I've seen many apps that provide a printed text of various chords and play the selected chord sound as an output; however, I have yet to find an app that inputs sound (from your guitar) and outputs the type of chord as printed text. Does this exist?

  • Any combination of notes that sound good together can technically define a chord. But not all may fit into the western classical definition of the same. If expected notes are missing you will probably get several possible choices. It may not be worth the effort
    – user50691
    Apr 28, 2021 at 20:11
  • I don't know of such an app yet, but the tech exists. Various software can take a chord and work out the individual notes for tuning (melodyne etc.) and from this you could input into a known 'chord namer', but as it's still fairly new tech it may still be relatively expensive. As a side, I would be a little careful of chord naming apps. Some are pretty good but even then they often give chords funny names where a bit of theory knowledge could see though what was going on a lot better, very often the naming of a chord is down to how it's being used rather than a definite, correct, name!
    – OwenM
    Apr 28, 2021 at 22:13
  • I think you’ll do better to write out what you’re playing as tab and/or learn notation and write the notes. Music written as only chord names is pretty limited. Besides, if you write out the notes, you can focus on what sounds good without having to analyze chords. Apr 28, 2021 at 22:17
  • The actual problem behind this seems to be, "how to understand what I'm playing and reason about the notes, if I'm able to create interesting sounds, but cannot recognize them as any chords I know." And for that you had assumed that the right way is to find a textual chord symbol name, and that such a name can be found in the first place, and for doing that there is probably an app, and now the problem is to find that app. But IMO, none of those assumptions is necessarily correct. Maybe you could try posting a question about the real problem? If I understood correctly Apr 29, 2021 at 6:35

1 Answer 1


I'm not sure exactly what you're looking for exists.

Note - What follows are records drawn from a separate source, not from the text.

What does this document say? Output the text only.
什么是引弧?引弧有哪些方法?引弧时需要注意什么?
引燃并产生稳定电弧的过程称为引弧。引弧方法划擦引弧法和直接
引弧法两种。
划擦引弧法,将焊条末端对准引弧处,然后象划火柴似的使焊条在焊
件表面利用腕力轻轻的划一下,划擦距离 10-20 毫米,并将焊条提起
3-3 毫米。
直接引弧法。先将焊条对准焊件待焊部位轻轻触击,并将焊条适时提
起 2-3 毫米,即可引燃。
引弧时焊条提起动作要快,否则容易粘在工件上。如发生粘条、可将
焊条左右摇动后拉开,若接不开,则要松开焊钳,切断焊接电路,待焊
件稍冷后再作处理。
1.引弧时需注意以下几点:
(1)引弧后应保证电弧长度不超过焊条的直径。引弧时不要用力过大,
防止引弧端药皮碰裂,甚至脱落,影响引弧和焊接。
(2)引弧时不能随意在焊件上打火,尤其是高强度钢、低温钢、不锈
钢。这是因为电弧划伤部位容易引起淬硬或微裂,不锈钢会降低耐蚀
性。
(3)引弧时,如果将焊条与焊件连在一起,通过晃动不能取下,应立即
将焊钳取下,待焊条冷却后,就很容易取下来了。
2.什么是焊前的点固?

That said, most tuners/tuner apps can usually tell what notes you're playing--though most usually identify just one note. If you play chords into the tuner, you might get some unexpected/inconclusive results. But it's probably better than nothing.

If you're not bent on playing it on your guitar directly, you do have the option of a chord identifier. Here is an example of one I like. This tool--and ones like it--allows you to put what frets you're playing and it will tell you what chord you're playing--or what chords you could be playing if there is more than one possibility (i. e., there's not enough information to give one specific one).